Eomesodon Temporal range: Early Jurassic PreꞒ Ꞓ O S D C P T J K Pg N ↓

Scientific classification
- Kingdom: Animalia
- Phylum: Chordata
- Class: Actinopterygii
- Order: †Pycnodontiformes
- Family: †Brembodontidae
- Genus: †Eomesodon Woodward, 1918
- Species: †E. liassicus
- Binomial name: †Eomesodon liassicus (Egerton, 1854)

= Eomesodon =

- Authority: (Egerton, 1854)
- Parent authority: Woodward, 1918

Extinct genus of fishes

Eomesodon (Greek for "dawn Mesodon", Mesodon being a now-disused pycnodont genus) is an extinct genus of prehistoric marine pycnodont fish.
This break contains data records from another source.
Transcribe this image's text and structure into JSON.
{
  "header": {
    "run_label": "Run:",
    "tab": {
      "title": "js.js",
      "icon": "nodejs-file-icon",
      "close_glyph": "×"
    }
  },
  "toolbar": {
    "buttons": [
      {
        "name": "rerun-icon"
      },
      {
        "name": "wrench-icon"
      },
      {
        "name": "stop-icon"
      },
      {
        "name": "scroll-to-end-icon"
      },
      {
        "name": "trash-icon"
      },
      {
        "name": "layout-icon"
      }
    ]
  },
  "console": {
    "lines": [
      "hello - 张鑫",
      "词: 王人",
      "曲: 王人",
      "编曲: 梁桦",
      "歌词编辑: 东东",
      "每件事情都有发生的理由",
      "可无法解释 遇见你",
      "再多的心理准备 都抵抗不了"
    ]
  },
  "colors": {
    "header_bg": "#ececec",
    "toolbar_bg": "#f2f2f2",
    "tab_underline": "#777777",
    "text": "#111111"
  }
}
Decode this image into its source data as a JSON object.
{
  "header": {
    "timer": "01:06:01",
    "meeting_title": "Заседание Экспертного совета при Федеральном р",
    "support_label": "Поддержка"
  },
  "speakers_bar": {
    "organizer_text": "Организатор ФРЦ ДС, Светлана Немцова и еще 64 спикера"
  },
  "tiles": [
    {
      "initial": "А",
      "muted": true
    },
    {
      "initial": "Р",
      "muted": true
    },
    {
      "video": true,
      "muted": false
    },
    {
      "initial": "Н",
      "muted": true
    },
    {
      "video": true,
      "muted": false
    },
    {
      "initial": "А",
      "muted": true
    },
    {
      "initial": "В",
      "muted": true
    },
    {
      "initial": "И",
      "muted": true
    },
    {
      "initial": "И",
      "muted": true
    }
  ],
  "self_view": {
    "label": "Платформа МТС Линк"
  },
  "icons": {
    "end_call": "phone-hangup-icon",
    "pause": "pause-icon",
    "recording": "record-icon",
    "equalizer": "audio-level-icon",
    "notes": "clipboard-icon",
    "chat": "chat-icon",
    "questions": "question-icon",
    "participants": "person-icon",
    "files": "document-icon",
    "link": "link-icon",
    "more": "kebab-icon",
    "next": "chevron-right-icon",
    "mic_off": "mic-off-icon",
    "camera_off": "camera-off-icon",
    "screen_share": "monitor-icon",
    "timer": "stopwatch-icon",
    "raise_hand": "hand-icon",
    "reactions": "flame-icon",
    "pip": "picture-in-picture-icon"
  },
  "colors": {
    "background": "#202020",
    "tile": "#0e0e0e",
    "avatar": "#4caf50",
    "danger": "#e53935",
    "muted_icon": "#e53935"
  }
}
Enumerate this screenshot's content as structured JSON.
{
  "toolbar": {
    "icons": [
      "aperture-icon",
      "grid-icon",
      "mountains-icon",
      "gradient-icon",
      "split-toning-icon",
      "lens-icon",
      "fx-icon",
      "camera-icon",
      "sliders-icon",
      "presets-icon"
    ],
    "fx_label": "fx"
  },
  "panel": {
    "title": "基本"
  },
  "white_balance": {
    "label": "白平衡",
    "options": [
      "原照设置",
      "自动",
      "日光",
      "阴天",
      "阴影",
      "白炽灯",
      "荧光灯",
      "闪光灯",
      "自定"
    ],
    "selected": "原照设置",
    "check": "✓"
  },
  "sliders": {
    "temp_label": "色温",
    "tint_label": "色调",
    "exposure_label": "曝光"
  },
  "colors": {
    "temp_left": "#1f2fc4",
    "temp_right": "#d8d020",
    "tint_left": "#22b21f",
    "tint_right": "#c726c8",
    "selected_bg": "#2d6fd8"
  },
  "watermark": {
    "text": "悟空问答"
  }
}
It contains only a single definitive species, E. liassicus (Egerton, 1854) from the Early Jurassic (Hettangian to Sinemurian) of England (Lower Lias), France, and Belgium (Marnes de Jamoigne Formation). The specimen from England is known from a nearly complete skeleton. E. liassicus is the only known species of pycnodont known from the earliest Jurassic Europe following the Triassic-Jurassic extinction event, and the group does not see further diversification in Europe until the Toarcian.

In addition to E. liassicus, several other species from the Late Triassic to the earliest Cretaceous were placed in this genus. However, a 2026 study found most of these individuals to belong to the genus Apomesodon. "E." hoeferi (Gorjanovic-Kramberger, 1905) from the Triassic was found to likely represent a distinct undescribed genus within the same family.

The following species were formerly placed in this genus:

- "E." barnesi (Woodward, 1906) → Apomesodon damoni (Woodward, 1890)
- "E." depressus Woodward, 1916 → Apomesodon sp.
- "E." granulatus (Münster, 1846) → Apomesodon granulatus (Münster, 1846)
- "E." rugulosus (Agassiz, 1839) → Apomesodon sp.
Some studies have found it to be potentially related to the Triassic genus Brembodus, while others have found it to be more basal. A 2026 study found strong evidence for the genus belonging to the Brembodontidae.